De uitspraak is gedaan door mrs. H.E. Kostense, voorzitter, B.A. van Brummelen en J. den Boer, leden van de belastingkamer, in tegenwoordigheid van mr. C. Lambeck, als griffier.
De beslissing is op 27 februari 2020 in het openbaar uitgesproken.
Tegen deze uitspraak kan binnen zes weken na de verzenddatum beroep in cassatie worden ingesteld bij de Hoge Raad der Nederlanden (belastingkamer), Postbus 20303, 2500 EH Den Haag. Daarbij moet het volgende in acht worden genomen:
1. bij het beroepschrift wordt een afschrift van deze uitspraak overgelegd.
2. het beroepschrift moet ondertekend zijn en ten minste het volgende vermelden:
a. de naam en het adres van de indiener;
b. een dagtekening;
c. een omschrijving van de uitspraak waartegen het beroep in cassatie is gericht;
d. de gronden van het beroep in cassatie.

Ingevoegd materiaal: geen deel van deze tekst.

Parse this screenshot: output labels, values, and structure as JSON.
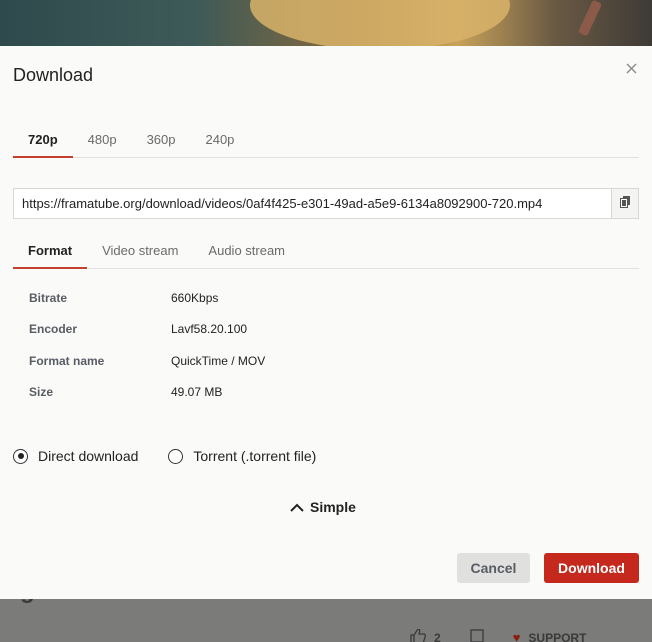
{
  "background": {
    "title_fragment": "s galdes de Framazon",
    "actions": [
      {
        "icon": "thumbs-up-icon",
        "label": "2"
      },
      {
        "icon": "save-icon",
        "label": ""
      },
      {
        "icon": "heart-icon",
        "label": "SUPPORT"
      }
    ]
  },
  "modal": {
    "title": "Download",
    "close_icon": "close-icon",
    "resolution_tabs": [
      {
        "label": "720p",
        "active": true
      },
      {
        "label": "480p",
        "active": false
      },
      {
        "label": "360p",
        "active": false
      },
      {
        "label": "240p",
        "active": false
      }
    ],
    "url": "https://framatube.org/download/videos/0af4f425-e301-49ad-a5e9-6134a8092900-720.mp4",
    "copy_icon": "copy-icon",
    "info_tabs": [
      {
        "label": "Format",
        "active": true
      },
      {
        "label": "Video stream",
        "active": false
      },
      {
        "label": "Audio stream",
        "active": false
      }
    ],
    "properties": [
      {
        "label": "Bitrate",
        "value": "660Kbps"
      },
      {
        "label": "Encoder",
        "value": "Lavf58.20.100"
      },
      {
        "label": "Format name",
        "value": "QuickTime / MOV"
      },
      {
        "label": "Size",
        "value": "49.07 MB"
      }
    ],
    "download_types": [
      {
        "label": "Direct download",
        "selected": true
      },
      {
        "label": "Torrent (.torrent file)",
        "selected": false
      }
    ],
    "advanced_toggle": {
      "label": "Simple",
      "icon": "chevron-up-icon"
    },
    "cancel_label": "Cancel",
    "download_label": "Download"
  },
  "colors": {
    "accent": "#c5281c",
    "tab_underline": "#c5402c"
  }
}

Voor het instellen van beroep in cassatie is griffierecht verschuldigd. Na het instellen van beroep in cassatie ontvangt de indiener een nota griffierecht van de griffier van de Hoge Raad.
In het cassatieberoepschrift kan de Hoge Raad verzocht worden om de wederpartij te veroordelen in de proceskosten.